Re: [PATCH] taskstats: retain dead thread stats in TGID queries
From: Yiyang Chen
Date: Mon Mar 30 2026 - 13:57:42 EST
Hi Dr. Thomas
> I can discern that this was a structurally simple (MPI) program that
> spawned one process per CPU core and probably had two extra threads per
> core for communication. It allocated 34 % more memory than it actually
> needed. This one program took so much of the job's resources that other
> processes don't really count. A bad HPC job has a long table of
> commands each contributing a little, down towards individual calls to
> 'cat' and the like. I want to see and present those cases.
>
> In another application, I collect statistics using accumulated CPU time
> and coremem per program binary to be able to tell which programs and
> (older) versions use how much of our cluster over the years.
>
> With a counter for total tasks over the group lifetime added to struct
> taskstats and the missing fields filled following your patch, I could
> get all this information with a lot less overhead via datasets only on
> tgid exit and would not have to count each task as it finishes. I
> always like less overhead for monitoring/accounting!

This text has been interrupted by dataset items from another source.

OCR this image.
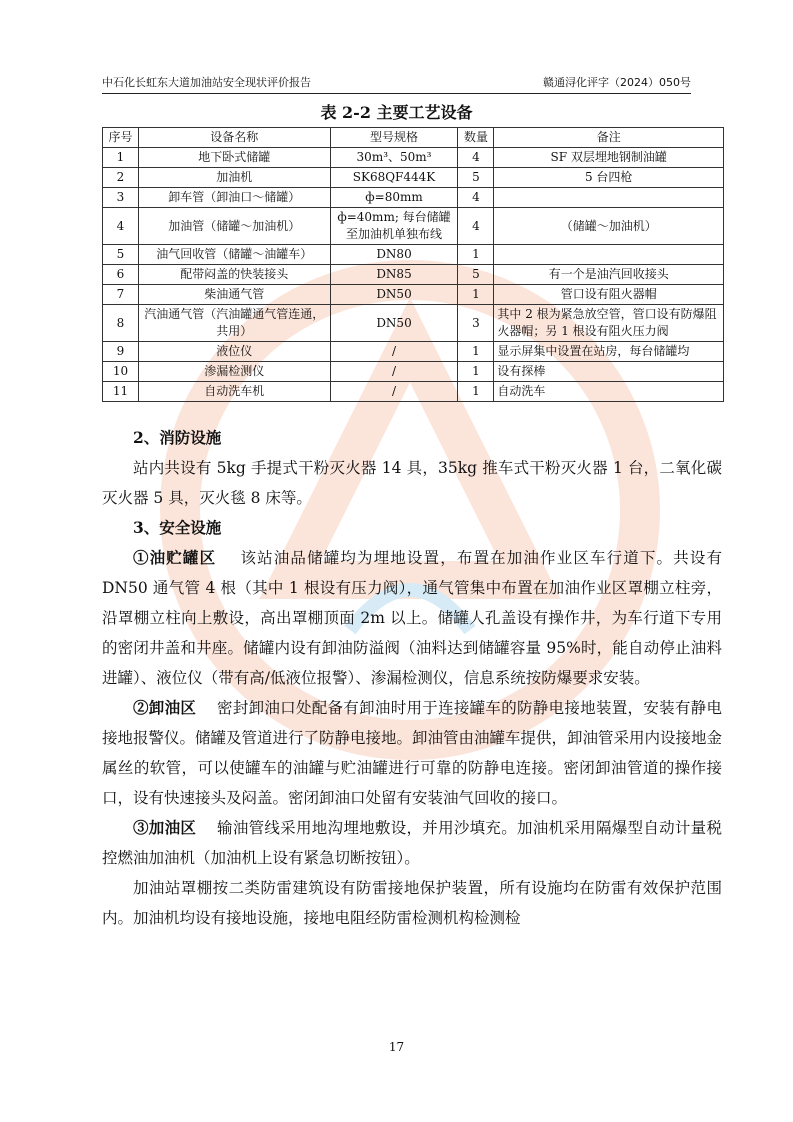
中石化长虹东大道加油站安全现状评价报告	赣通浔化评字（2024）050号
表 2-2 主要工艺设备
序号	设备名称	型号规格	数量	备注
1	地下卧式储罐	30m³、50m³	4	SF 双层埋地钢制油罐
2	加油机	SK68QF444K	5	5 台四枪
3	卸车管（卸油口～储罐）	ф=80mm	4	
4	加油管（储罐～加油机）	ф=40mm; 每台储罐至加油机单独布线	4	（储罐～加油机）
5	油气回收管（储罐～油罐车）	DN80	1	
6	配带闷盖的快装接头	DN85	5	有一个是油汽回收接头
7	柴油通气管	DN50	1	管口设有阻火器帽
8	汽油通气管（汽油罐通气管连通，共用）	DN50	3	其中 2 根为紧急放空管，管口设有防爆阻火器帽；另 1 根设有阻火压力阀
9	液位仪	/	1	显示屏集中设置在站房，每台储罐均
10	渗漏检测仪	/	1	设有探棒
11	自动洗车机	/	1	自动洗车

2、消防设施

站内共设有 5kg 手提式干粉灭火器 14 具，35kg 推车式干粉灭火器 1 台，二氧化碳灭火器 5 具，灭火毯 8 床等。

3、安全设施

①油贮罐区 该站油品储罐均为埋地设置，布置在加油作业区车行道下。共设有 DN50 通气管 4 根（其中 1 根设有压力阀），通气管集中布置在加油作业区罩棚立柱旁，沿罩棚立柱向上敷设，高出罩棚顶面 2m 以上。储罐人孔盖设有操作井，为车行道下专用的密闭井盖和井座。储罐内设有卸油防溢阀（油料达到储罐容量 95%时，能自动停止油料进罐）、液位仪（带有高/低液位报警）、渗漏检测仪，信息系统按防爆要求安装。

②卸油区 密封卸油口处配备有卸油时用于连接罐车的防静电接地装置，安装有静电接地报警仪。储罐及管道进行了防静电接地。卸油管由油罐车提供，卸油管采用内设接地金属丝的软管，可以使罐车的油罐与贮油罐进行可靠的防静电连接。密闭卸油管道的操作接口，设有快速接头及闷盖。密闭卸油口处留有安装油气回收的接口。

③加油区 输油管线采用地沟埋地敷设，并用沙填充。加油机采用隔爆型自动计量税控燃油加油机（加油机上设有紧急切断按钮）。

加油站罩棚按二类防雷建筑设有防雷接地保护装置，所有设施均在防雷有效保护范围内。加油机均设有接地设施，接地电阻经防雷检测机构检测检

17
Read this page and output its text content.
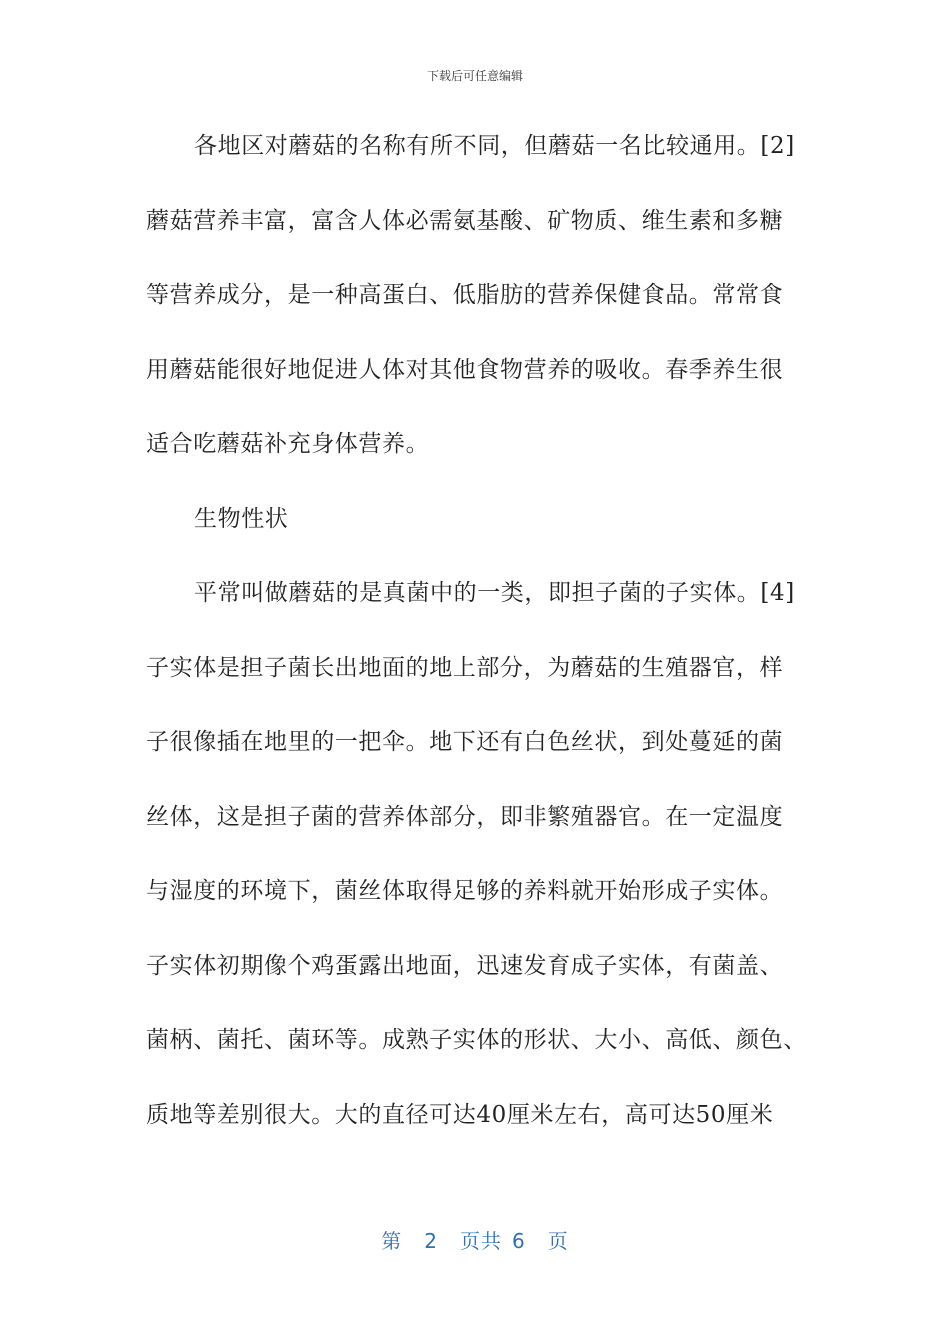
下载后可任意编辑
各地区对蘑菇的名称有所不同，但蘑菇一名比较通用。[2]
蘑菇营养丰富，富含人体必需氨基酸、矿物质、维生素和多糖
等营养成分，是一种高蛋白、低脂肪的营养保健食品。常常食
用蘑菇能很好地促进人体对其他食物营养的吸收。春季养生很
适合吃蘑菇补充身体营养。
生物性状
平常叫做蘑菇的是真菌中的一类，即担子菌的子实体。[4]
子实体是担子菌长出地面的地上部分，为蘑菇的生殖器官，样
子很像插在地里的一把伞。地下还有白色丝状，到处蔓延的菌
丝体，这是担子菌的营养体部分，即非繁殖器官。在一定温度
与湿度的环境下，菌丝体取得足够的养料就开始形成子实体。
子实体初期像个鸡蛋露出地面，迅速发育成子实体，有菌盖、
菌柄、菌托、菌环等。成熟子实体的形状、大小、高低、颜色、
质地等差别很大。大的直径可达40厘米左右，高可达50厘米
第 2 页共 6 页
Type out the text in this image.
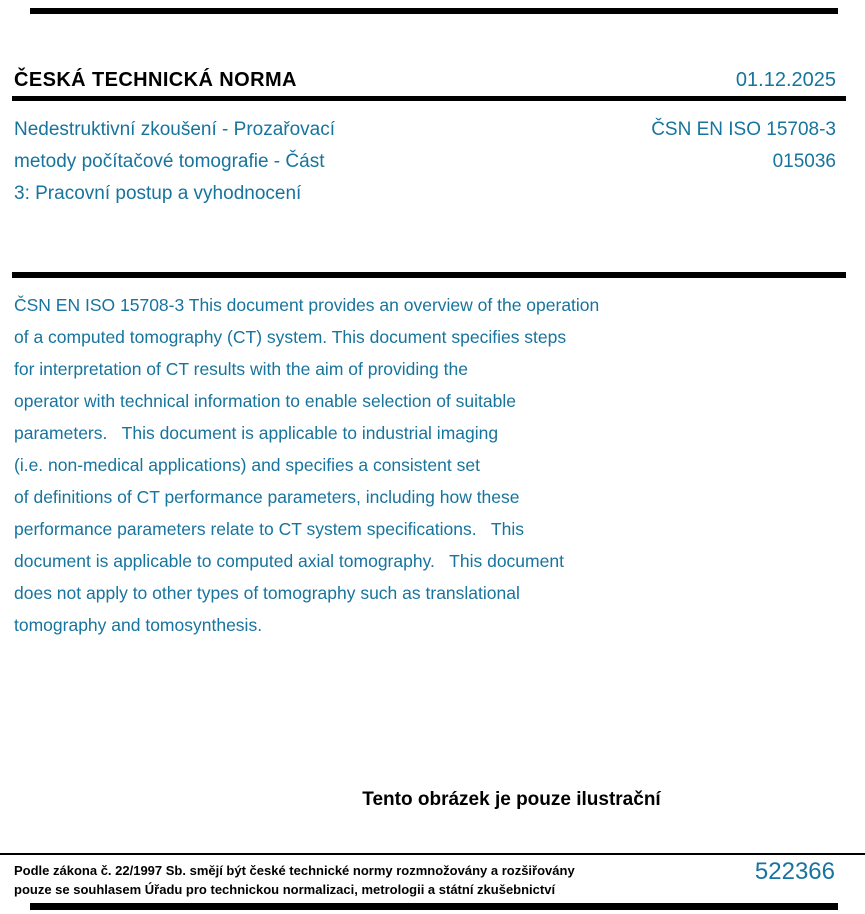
ČESKÁ TECHNICKÁ NORMA	01.12.2025
Nedestruktivní zkoušení - Prozařovací
metody počítačové tomografie - Část
3: Pracovní postup a vyhodnocení
ČSN EN ISO 15708-3
015036
ČSN EN ISO 15708-3 This document provides an overview of the operation
of a computed tomography (CT) system. This document specifies steps
for interpretation of CT results with the aim of providing the
operator with technical information to enable selection of suitable
parameters.   This document is applicable to industrial imaging
(i.e. non-medical applications) and specifies a consistent set
of definitions of CT performance parameters, including how these
performance parameters relate to CT system specifications.   This
document is applicable to computed axial tomography.   This document
does not apply to other types of tomography such as translational
tomography and tomosynthesis.
Tento obrázek je pouze ilustrační
Podle zákona č. 22/1997 Sb. smějí být české technické normy rozmnožovány a rozšiřovány
pouze se souhlasem Úřadu pro technickou normalizaci, metrologii a státní zkušebnictví
522366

Thanks a lot for the detailed feedback and for sharing your use case!
> > Factor the per-task TGID accumulation into a helper and use it in both
> > fill_stats_for_tgid() and fill_tgid_exit(). This keeps the fields
> > retained for dead threads aligned with the fields already accounted for
> > live threads, and follows the existing taskstats TGID aggregation model,
> > which already accumulates delay accounting in fill_tgid_exit() and
> > combines it with a live-thread scan in fill_stats_for_tgid().
>
> Pardon my ignorance, as I do not have the time right now to dive back
> into kernel code: Should other fields of interest also be filled? Do we
> have all of them covered? Memory highwater marks are not per-task,
> right? But coremem, virtmem? I/O stats?
You're right that my current patch only covers
ac_etime/ac_utime/ac_stime/nvcsw/nivcsw and delay accounting.
I focused on these fields that were already accumulated in
fill_stats_for_tgid() for live threads, to fix the inconsistency
where dead threads lost accumulation in TGID queries.
Also unify the fields for TGID queries and exit notifications,
and ensure that dead threads are correctly counted.
But adding the other fields makes sense as a follow-up patch.
This may require a minor refactoring to reuse some of the code
for PID taskstats accounting.
> Also, in the end, I'd strongly prefer this patch to include a
> user-visible change in the API, like an increased TASKSTATS_VERSION.
> There are no new fields added, but the interpretation of the data is
> different now for tgid.
My current thinking is not to bump TASKSTATS_VERSION,
since the struct layout and fields are unchanged.
But if maintainers think the semantic change should be versioned,
I’m happy to do that.
Thanks,
Yiyang Chen